04272024Headline:

Duékoué/Jean-Baptiste ,torturé, marqué au fer rouge/ Un survivant de la crise brise le silence : « Je suis impuissant, aujourd’hui » son histoire

C’est dans la région de Duékoué que Jean-Baptiste Tahou Bobo a vécu toutes les facettes de la crise ivoirienne. Battu, torturé, marqué au fer rouge comme un vulgaire animal, Jean-baptiste est blessé pour la vie : à 38 ans, il se dit impuissant, incapable de satisfaire une femme. Voici son histoire.
Propos recueillis par Daouda Coulibaly et Maxence Peniguet
À la faveur de la rébellion armée du 19 septembre 2002, mon village a été attaqué. Lorsqu’ils sont entrés à Dianhouin, ma localité, ils ont commencé à tirer partout. Mon grand frère, qui vivait avec moi, a été arrêté, et ils lui ont dit :
« – Nous sommes venus contre un groupe d’ethnie, notamment, les Guérés (…). Qui supportes-tu ? Et pour qui as-tu voté ?– J’ai été voter, mais je ne peux pas vous dire pour qui j’ai voté. Le vote est secret », a répondu mon grand-frère Adolphe.

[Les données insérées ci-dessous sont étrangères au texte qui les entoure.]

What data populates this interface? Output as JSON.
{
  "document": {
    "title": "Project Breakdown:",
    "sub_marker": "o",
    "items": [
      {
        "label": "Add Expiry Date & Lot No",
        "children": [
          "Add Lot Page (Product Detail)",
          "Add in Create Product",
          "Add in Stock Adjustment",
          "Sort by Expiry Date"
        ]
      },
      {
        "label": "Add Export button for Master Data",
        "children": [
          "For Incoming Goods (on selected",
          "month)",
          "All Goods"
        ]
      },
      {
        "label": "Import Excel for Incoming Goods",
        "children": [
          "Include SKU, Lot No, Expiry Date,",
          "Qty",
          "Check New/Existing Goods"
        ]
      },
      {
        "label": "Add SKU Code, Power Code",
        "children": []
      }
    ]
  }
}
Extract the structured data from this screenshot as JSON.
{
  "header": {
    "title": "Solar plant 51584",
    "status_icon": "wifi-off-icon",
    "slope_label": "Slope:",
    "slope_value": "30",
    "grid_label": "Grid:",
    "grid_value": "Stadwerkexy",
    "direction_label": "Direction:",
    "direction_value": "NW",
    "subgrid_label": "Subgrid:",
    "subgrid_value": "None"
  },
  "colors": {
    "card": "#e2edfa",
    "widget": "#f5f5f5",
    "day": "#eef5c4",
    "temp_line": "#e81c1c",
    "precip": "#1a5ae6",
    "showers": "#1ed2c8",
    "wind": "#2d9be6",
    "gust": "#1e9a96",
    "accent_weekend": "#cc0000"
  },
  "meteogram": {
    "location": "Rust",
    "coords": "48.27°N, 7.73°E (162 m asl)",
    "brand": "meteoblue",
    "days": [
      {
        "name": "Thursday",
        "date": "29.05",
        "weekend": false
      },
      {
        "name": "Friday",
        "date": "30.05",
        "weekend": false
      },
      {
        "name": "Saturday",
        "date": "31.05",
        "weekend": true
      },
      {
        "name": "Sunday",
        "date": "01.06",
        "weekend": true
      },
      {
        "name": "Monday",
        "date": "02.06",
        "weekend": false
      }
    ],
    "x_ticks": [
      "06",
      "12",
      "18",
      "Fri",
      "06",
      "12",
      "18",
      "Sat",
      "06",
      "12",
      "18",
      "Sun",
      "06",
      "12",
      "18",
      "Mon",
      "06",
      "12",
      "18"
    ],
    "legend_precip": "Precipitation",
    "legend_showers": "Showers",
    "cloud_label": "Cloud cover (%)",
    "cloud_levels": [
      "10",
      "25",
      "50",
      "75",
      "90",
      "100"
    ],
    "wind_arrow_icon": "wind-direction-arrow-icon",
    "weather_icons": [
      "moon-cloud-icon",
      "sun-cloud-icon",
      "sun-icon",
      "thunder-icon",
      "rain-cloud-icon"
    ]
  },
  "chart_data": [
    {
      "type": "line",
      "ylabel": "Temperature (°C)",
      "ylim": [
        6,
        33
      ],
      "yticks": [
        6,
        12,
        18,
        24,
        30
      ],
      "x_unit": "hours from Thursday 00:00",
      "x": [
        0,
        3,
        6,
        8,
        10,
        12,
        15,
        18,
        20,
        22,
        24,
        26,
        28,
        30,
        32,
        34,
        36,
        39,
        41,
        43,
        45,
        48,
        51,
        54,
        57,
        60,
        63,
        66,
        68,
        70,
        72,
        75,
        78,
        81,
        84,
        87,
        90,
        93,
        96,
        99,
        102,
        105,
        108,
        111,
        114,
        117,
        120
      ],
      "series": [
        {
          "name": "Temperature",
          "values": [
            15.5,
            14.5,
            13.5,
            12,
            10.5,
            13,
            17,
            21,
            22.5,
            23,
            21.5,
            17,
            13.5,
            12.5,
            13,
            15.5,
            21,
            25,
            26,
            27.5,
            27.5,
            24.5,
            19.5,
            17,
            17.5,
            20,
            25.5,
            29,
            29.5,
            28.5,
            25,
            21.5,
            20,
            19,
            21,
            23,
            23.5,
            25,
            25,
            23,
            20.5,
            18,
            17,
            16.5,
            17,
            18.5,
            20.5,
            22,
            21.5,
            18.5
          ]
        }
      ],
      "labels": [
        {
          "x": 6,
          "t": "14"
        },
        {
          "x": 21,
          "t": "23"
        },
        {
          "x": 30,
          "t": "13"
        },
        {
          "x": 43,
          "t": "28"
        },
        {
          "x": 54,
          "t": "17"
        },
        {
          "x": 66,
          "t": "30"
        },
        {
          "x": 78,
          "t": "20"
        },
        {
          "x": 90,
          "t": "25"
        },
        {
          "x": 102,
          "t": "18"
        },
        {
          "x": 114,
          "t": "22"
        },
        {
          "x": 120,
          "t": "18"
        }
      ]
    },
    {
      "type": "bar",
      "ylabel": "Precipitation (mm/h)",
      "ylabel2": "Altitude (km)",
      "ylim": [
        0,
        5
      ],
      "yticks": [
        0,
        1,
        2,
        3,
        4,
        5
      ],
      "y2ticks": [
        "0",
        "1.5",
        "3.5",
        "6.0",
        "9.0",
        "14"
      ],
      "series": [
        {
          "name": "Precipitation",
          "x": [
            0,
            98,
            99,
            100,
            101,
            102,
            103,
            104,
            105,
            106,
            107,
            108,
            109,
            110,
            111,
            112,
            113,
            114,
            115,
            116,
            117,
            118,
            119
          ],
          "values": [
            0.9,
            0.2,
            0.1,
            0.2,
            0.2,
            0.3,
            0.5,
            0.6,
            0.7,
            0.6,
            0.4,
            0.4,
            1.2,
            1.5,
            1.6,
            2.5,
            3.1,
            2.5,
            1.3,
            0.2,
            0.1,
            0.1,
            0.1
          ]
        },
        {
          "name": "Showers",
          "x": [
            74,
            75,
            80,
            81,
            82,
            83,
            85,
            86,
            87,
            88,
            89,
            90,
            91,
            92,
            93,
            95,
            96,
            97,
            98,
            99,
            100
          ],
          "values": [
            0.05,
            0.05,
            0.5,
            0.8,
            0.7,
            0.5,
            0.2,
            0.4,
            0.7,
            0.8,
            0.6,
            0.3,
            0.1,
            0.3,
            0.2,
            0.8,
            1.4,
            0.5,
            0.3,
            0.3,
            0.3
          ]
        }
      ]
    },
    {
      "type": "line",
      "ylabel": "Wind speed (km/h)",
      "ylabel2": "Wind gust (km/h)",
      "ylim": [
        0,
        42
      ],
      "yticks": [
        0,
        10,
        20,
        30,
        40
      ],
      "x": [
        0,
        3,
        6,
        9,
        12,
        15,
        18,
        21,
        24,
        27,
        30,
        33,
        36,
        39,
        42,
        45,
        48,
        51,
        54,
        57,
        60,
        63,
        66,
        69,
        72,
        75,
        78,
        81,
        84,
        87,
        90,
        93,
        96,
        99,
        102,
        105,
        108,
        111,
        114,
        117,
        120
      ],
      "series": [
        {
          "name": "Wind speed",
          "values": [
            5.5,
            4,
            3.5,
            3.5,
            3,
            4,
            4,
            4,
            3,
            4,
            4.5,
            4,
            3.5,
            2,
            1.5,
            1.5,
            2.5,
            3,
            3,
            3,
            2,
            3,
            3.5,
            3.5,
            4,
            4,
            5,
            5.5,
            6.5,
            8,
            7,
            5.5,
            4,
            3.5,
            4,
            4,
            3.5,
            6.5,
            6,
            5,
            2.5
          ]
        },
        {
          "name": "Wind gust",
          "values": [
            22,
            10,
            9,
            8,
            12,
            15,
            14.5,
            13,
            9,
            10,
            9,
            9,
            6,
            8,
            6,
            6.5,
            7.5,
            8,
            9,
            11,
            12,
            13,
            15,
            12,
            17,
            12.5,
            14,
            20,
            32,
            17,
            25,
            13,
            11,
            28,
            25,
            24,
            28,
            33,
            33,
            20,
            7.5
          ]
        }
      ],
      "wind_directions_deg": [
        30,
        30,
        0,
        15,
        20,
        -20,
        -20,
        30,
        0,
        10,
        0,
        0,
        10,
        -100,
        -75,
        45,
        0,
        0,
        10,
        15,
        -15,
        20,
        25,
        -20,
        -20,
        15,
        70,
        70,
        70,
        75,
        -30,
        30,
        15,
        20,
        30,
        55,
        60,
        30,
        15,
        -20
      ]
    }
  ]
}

Aussitôt, ils lui ont coupé un bras et reposé la même question :« – Pour qui as-tu voté ?

– Le vote est secret…», aura à peine le temps de répondre Adolphe avant de voir son autre bras coupé.

Cet interrogatoire fut un éternel recommencement, jusqu’à ce qu’on lui arrache la tête.

Nous avons crié : « Licorne, au secours ! »

Lorsqu’ils eurent fini avec mon aîné, ils s’en sont pris aux femmes, violant et éventrant celles qui étaient enceintes. Durant leur folie meurtrière, j’ai pu m’enfuir avec d’autres personnes. Nous étions au nombre de 70. Nous avons été pourchassés jusqu’au check-point de la force Licorne [opération de “maintien de la paix” française en Côte d’Ivoire, NDLR]. Nous avons crié : « Licorne, au secours ! » Mais en vain : la force Licorne n’a pas réagi !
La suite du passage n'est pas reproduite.